A folk dance showing the harmonious interaction among people of different races living together in Malaysia.

A DANCE troupe, led by choreographer Chia Kai Xian, represented Malaysia at “The Belt and Road” Oriental Dance Collection Show in the 2018 Beijing International Ballet Invitational for Dance Schools and Dance Festival.

The team of eight members performed three dances, including a Baba Nyonya-inspired dance “Love in Kedah” and “Plotted Dinner” at the festival held from Oct 19 to 28.

All three dances were choreographed by Chia, 27.

He said the Baba Nyonya-inspired dance was a multicultural performance that involved the combination of Malay traditional dance joget and the unique cultures of different races in Malaysia.

“The dance applies a softer movement on the upper body and a more grounded lower body movement.

“The choreography aims to portray how girls and boys are very shy in the old days when girls usually hid behind blinds to take a peek at boys,” Chia explained during a sharing session at the Penangpac in Straits Quay, Penang.

A scene from ‘Plotted Dinner’.
A scene from ‘Plotted Dinner’.

Coming from humble beginnings, Chia shared how he got the inspiration for some of his dance steps by watching the movements of his father, a medium, whenever he went into a trance.

“Love in Kedah” was a modern folk dance, the result of inspiration gained from Kedah, the place where he was raised.

He infused modern elements as well as “kampung” experiences in his dance moves.

Chia said the five-minute dance reflected how the different races in Malaysia lived together harmoniously.

Through the “Plotted Dinner”, Chia attempted to tell a story about the dark side of human beings.

“This modern folk dance reflects on many different faces of our society,” he said.

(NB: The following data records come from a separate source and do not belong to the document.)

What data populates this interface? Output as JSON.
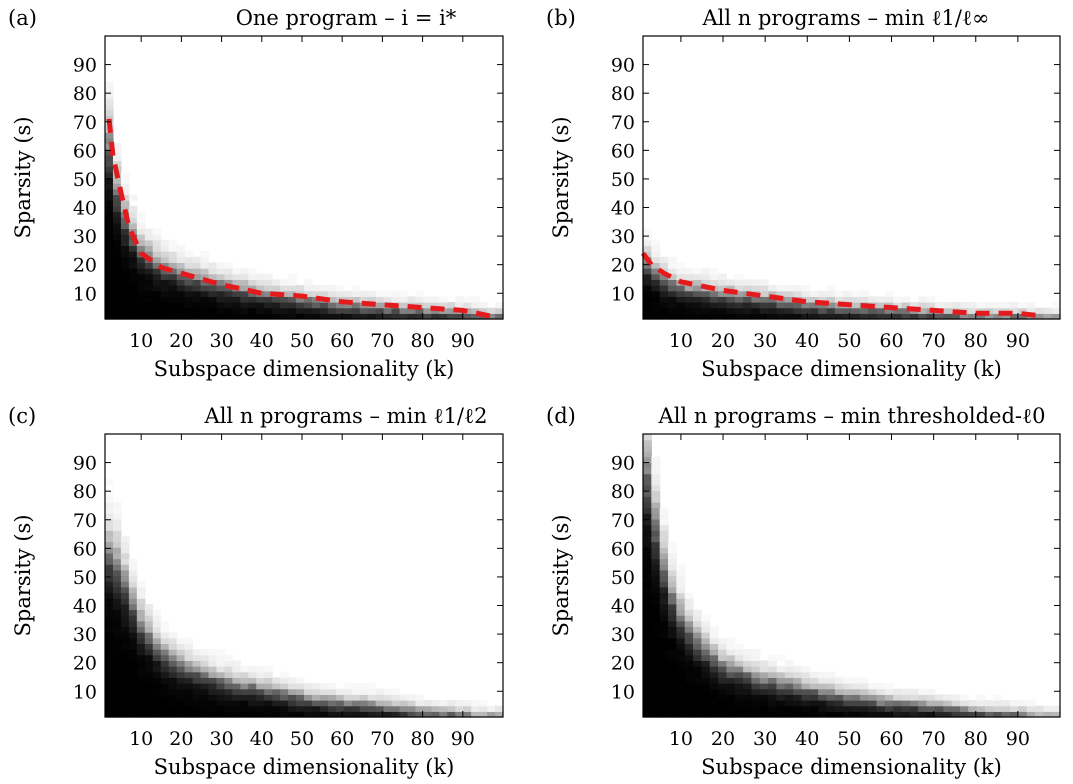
{
  "figure": {
    "panels": [
      {
        "label": "(a)",
        "title": "One program – i = i*",
        "xlabel": "Subspace dimensionality (k)",
        "ylabel": "Sparsity (s)"
      },
      {
        "label": "(b)",
        "title": "All n programs – min ℓ1/ℓ∞",
        "xlabel": "Subspace dimensionality (k)",
        "ylabel": "Sparsity (s)"
      },
      {
        "label": "(c)",
        "title": "All n programs – min ℓ1/ℓ2",
        "xlabel": "Subspace dimensionality (k)",
        "ylabel": "Sparsity (s)"
      },
      {
        "label": "(d)",
        "title": "All n programs – min thresholded-ℓ0",
        "xlabel": "Subspace dimensionality (k)",
        "ylabel": "Sparsity (s)"
      }
    ]
  },
  "chart_data": [
    {
      "type": "heatmap",
      "label": "(a)",
      "title": "One program – i = i*",
      "xlabel": "Subspace dimensionality (k)",
      "ylabel": "Sparsity (s)",
      "xlim": [
        1,
        100
      ],
      "ylim": [
        1,
        100
      ],
      "xticks": [
        10,
        20,
        30,
        40,
        50,
        60,
        70,
        80,
        90
      ],
      "yticks": [
        10,
        20,
        30,
        40,
        50,
        60,
        70,
        80,
        90
      ],
      "colormap": "gray (black = success, white = failure)",
      "boundary": {
        "k": [
          1,
          3,
          6,
          10,
          15,
          20,
          30,
          40,
          50,
          60,
          70,
          80,
          90,
          97
        ],
        "s": [
          72,
          52,
          36,
          25,
          20,
          17,
          13,
          10,
          8,
          6,
          5,
          4,
          3,
          2
        ]
      },
      "threshold_curve": {
        "color": "#e41a1c",
        "style": "dashed",
        "k": [
          2,
          3,
          5,
          7,
          10,
          15,
          20,
          30,
          40,
          50,
          60,
          70,
          80,
          90,
          97
        ],
        "s": [
          71,
          58,
          45,
          33,
          24,
          19,
          17,
          13,
          10,
          9,
          7,
          6,
          5,
          4,
          2
        ]
      }
    },
    {
      "type": "heatmap",
      "label": "(b)",
      "title": "All n programs – min ℓ1/ℓ∞",
      "xlabel": "Subspace dimensionality (k)",
      "ylabel": "Sparsity (s)",
      "xlim": [
        1,
        100
      ],
      "ylim": [
        1,
        100
      ],
      "xticks": [
        10,
        20,
        30,
        40,
        50,
        60,
        70,
        80,
        90
      ],
      "yticks": [
        10,
        20,
        30,
        40,
        50,
        60,
        70,
        80,
        90
      ],
      "colormap": "gray (black = success, white = failure)",
      "boundary": {
        "k": [
          1,
          5,
          10,
          20,
          30,
          40,
          50,
          60,
          70,
          80,
          90,
          100
        ],
        "s": [
          22,
          16,
          12,
          10,
          8,
          6,
          5,
          4,
          3,
          2,
          2,
          1
        ]
      },
      "threshold_curve": {
        "color": "#e41a1c",
        "style": "dashed",
        "k": [
          1,
          3,
          6,
          10,
          20,
          30,
          40,
          50,
          60,
          70,
          80,
          90,
          96
        ],
        "s": [
          24,
          20,
          17,
          14,
          11,
          9,
          7,
          6,
          5,
          4,
          3,
          3,
          2
        ]
      }
    },
    {
      "type": "heatmap",
      "label": "(c)",
      "title": "All n programs – min ℓ1/ℓ2",
      "xlabel": "Subspace dimensionality (k)",
      "ylabel": "Sparsity (s)",
      "xlim": [
        1,
        100
      ],
      "ylim": [
        1,
        100
      ],
      "xticks": [
        10,
        20,
        30,
        40,
        50,
        60,
        70,
        80,
        90
      ],
      "yticks": [
        10,
        20,
        30,
        40,
        50,
        60,
        70,
        80,
        90
      ],
      "colormap": "gray (black = success, white = failure)",
      "boundary": {
        "k": [
          1,
          4,
          7,
          10,
          15,
          20,
          30,
          40,
          50,
          60,
          70,
          80,
          90,
          94
        ],
        "s": [
          60,
          55,
          44,
          34,
          24,
          19,
          14,
          11,
          8,
          6,
          5,
          3,
          2,
          1
        ]
      }
    },
    {
      "type": "heatmap",
      "label": "(d)",
      "title": "All n programs – min thresholded-ℓ0",
      "xlabel": "Subspace dimensionality (k)",
      "ylabel": "Sparsity (s)",
      "xlim": [
        1,
        100
      ],
      "ylim": [
        1,
        100
      ],
      "xticks": [
        10,
        20,
        30,
        40,
        50,
        60,
        70,
        80,
        90
      ],
      "yticks": [
        10,
        20,
        30,
        40,
        50,
        60,
        70,
        80,
        90
      ],
      "colormap": "gray (black = success, white = failure)",
      "boundary": {
        "k": [
          1,
          2,
          4,
          6,
          9,
          12,
          15,
          20,
          30,
          40,
          50,
          60,
          70,
          80,
          90,
          96
        ],
        "s": [
          91,
          86,
          68,
          54,
          39,
          31,
          26,
          19,
          14,
          11,
          8,
          6,
          5,
          3,
          2,
          1
        ]
      }
    }
  ]
}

The dancers performing a Baba Nyonya-inspired dance at Penangpac in Straits Quay, Penang. — Photos: GARY CHEN/The Star
The dancers performing a Baba Nyonya-inspired dance at Penangpac in Straits Quay, Penang. — Photos: GARY CHEN/The Star

The seven-and-half minute dance ended with those around a table fighting to pay for the meal as they wanted to show that they were rich.

“I hope the audience can understand the performance and bring home the messages conveyed through the dances,” added Chia, who started learning ballet when he was 19.

The choreographer encouraged his dancers to feel the story and use their body to express the story instead of their facial expressions.

“I would interact first with the performers before arranging their dance moves,” he said, adding that he created the moves according to each dancer’s uniqueness and abilities.

He also said that the dancers had been practising for the event for more than a month.

The dance troupe was handpicked by the organisers of the 2018 Beijing International Ballet Invitational for Dance Schools and Dance Festival after a selection period held over six months.

The troupe also attended the master dance classes by professionals from Italy, Israel and China.

Besides Chia, the other performers in the troupe were Chew Jian Yang, 18, Tan Eng Seng, 25, Jessica Sow Siew Yin, 27, Melanie Thien Li Ni, 25, Lee Shin Ying, 34, Wang Ee Ee, 22, and Pricillia Kuay Shiea Ling, 23.